Il villino scelto per la giornata dedicata alla beneficienza e alla solidarietà apparteneva proprio alla famiglia Roberts, che voleva a tutti i costi integrarsi.
Esso non era né sfarzoso né pacchiano, si poteva definire all'avanguardia, vantando di dodici camere, escluse tre destinate ai domestici, cucina, retro cucina, quattro bagni ecc ecc.
Im precedenza, era appartenuto a un barone, l'ultimo discendente di una famiglia di nobili.
La signora Roberts, dal viso severo e riempito di rughe che lo rendevano arcigno e dai capelli biondo fragola brizzolati, due occhi dell'azzurro più gelido che potesse esistere e dall'imponente altezza di cui i figli erano stati privati, ebbe da progettarne solo gli interni. E lo fece in modo maniacale e per circa tre mesi, da febbraio a maggio, mentre i mesi dell'estate si dedicò all'arredamento.
Si era alzata ogni giorno dell'estate di quell'anno alle sei in punto del mattino, in maniera da sistemarsi alla perfezione ed essere nella futura dimora prima dei dipendenti medesimi, affinché potesse pensare approfonditamente e poi dettare gli ordini, senza mai lasciare nulla al caso.

Al momento, la combriccola, costituita prevalentemente da uomini di chiesa e dalle famiglie aristocratiche della città, si era riunita attorno al camino, dove la padrona di casa aveva fatto disporre tavoli imbanditi dei più gustosi antipasti.
La piccola Lilith rubò un piccolo muffin riempito di crema alla nocciola, mangiandolo in un angolino della cucina nascosta da occhi indiscreti. Non le piaceva quel tipo di serate; la madre, invece, era conosciuta come 'la regina' di esse nella vecchia città in cui abitavano.
Neanche là Lilith si aggregava agli ospiti facendo la loro conoscenza, perché tutti la mettevano in imbarazzo riempiendola di complimenti. Tuttavia, vi erano state anche volte in cui, più semplicemente, non avevano tenuto conto della sua presenza.

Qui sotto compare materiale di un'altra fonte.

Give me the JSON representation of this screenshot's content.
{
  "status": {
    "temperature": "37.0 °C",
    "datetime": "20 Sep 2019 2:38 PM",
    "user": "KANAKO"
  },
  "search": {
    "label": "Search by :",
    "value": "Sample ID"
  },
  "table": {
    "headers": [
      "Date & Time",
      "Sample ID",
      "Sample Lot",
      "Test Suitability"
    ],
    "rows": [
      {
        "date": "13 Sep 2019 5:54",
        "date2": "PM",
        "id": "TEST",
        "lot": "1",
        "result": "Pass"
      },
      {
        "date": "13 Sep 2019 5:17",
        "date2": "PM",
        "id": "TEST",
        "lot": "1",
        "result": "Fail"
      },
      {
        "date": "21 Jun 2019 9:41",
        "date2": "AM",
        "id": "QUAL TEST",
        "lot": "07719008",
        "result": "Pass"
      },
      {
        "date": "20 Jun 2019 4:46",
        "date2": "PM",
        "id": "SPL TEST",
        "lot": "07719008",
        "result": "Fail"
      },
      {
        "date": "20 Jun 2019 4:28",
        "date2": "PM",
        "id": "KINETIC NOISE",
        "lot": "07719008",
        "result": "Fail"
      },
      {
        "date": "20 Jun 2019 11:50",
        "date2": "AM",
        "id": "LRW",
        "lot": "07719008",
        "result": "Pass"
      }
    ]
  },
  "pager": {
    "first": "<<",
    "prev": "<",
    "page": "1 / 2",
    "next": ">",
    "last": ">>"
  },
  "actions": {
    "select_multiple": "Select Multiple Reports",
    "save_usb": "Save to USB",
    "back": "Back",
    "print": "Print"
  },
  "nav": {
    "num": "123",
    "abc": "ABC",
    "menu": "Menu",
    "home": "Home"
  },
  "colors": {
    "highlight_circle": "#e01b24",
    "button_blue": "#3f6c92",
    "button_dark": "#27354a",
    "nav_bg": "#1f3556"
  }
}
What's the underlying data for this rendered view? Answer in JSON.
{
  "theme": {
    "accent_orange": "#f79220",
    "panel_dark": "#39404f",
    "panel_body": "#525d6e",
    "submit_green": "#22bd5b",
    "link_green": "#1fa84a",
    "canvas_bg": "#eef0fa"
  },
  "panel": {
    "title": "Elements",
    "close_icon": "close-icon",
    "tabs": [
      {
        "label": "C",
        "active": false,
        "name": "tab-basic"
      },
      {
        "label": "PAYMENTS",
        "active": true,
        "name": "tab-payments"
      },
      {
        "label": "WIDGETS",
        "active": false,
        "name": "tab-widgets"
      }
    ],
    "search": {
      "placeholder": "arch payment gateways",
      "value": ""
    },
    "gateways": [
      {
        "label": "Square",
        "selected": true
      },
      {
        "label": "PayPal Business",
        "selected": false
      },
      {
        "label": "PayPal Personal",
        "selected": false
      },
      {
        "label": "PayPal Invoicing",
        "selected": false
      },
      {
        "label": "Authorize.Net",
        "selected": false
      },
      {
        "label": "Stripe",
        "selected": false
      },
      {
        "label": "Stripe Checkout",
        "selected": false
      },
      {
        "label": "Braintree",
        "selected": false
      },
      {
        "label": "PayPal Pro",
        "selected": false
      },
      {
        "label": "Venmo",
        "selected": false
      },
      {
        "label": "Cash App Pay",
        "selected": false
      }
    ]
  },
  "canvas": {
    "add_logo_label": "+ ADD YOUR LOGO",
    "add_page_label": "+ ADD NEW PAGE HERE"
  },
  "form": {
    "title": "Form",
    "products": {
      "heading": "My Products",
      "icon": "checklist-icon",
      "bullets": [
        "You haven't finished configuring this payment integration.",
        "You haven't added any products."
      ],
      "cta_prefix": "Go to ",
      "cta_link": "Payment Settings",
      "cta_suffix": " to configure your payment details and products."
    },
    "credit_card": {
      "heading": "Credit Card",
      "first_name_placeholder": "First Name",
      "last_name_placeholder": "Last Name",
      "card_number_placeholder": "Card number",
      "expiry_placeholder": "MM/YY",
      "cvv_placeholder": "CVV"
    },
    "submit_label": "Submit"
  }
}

A quel punto lei aveva preferito rifugiarsi in un posto della casa in cui era solita leggere qualche libro che il fratello si era premurato di portarle dalla biblioteca della scuola, sgranocchiando tra una pagina e l'altra i più disparati stuzzichini che avevano preparato i cuochi.

La sera della feste di beneficenza si era rifugiata di nuovo in un angolo nascosto del grande villino, dove le voci soffuse dei presenti alla festa arrivavano attutite, come se stesse osservando tutto da dietro un velo. Le dita affusolate scivolavano delicate sulle pagine ingiallite del libro di Poe, accarezzandole con la stessa cura che avrebbe riservato a un piccolo tesoro. Era il suo modo di sfuggire a quell'ambiente soffocante, dove ogni sorriso era studiato e ogni parola era una trappola.

Quando era più piccola e Adam non si occupava ancora degli affari di famiglia e non era necessario che prendesse parte a questo genere di eventi sociali, le sedeva accanto e le leggeva tutti i libri che desiderava; lei adorava che lui lo facesse, perché riusciva sempre ad interpretare ogni parola con espressione, facendola immedesimare in ogni storia.
Una volta finito il muffin, gettò la carta accanto a sé, scorrendo nel frattempo con gli occhi sulle parole. Era talmente presa dalla lettura che non si accorse dell'arrivo di qualcuno che, silenziosamente, si era abbassato per portarsi al suo livello.
Lilith, notandolo, trasalì dallo spavento.
Il nuovo arrivato immaginava il suo cuore galoppare più del normale e sentì una strana sensazione invadergli il petto. Non le diede una spiegazione, si limitò a piegare la testa e ad allungarla per sbirciare il titolo tra le dita dell'altra che, invece, si ostinavano a coprirlo.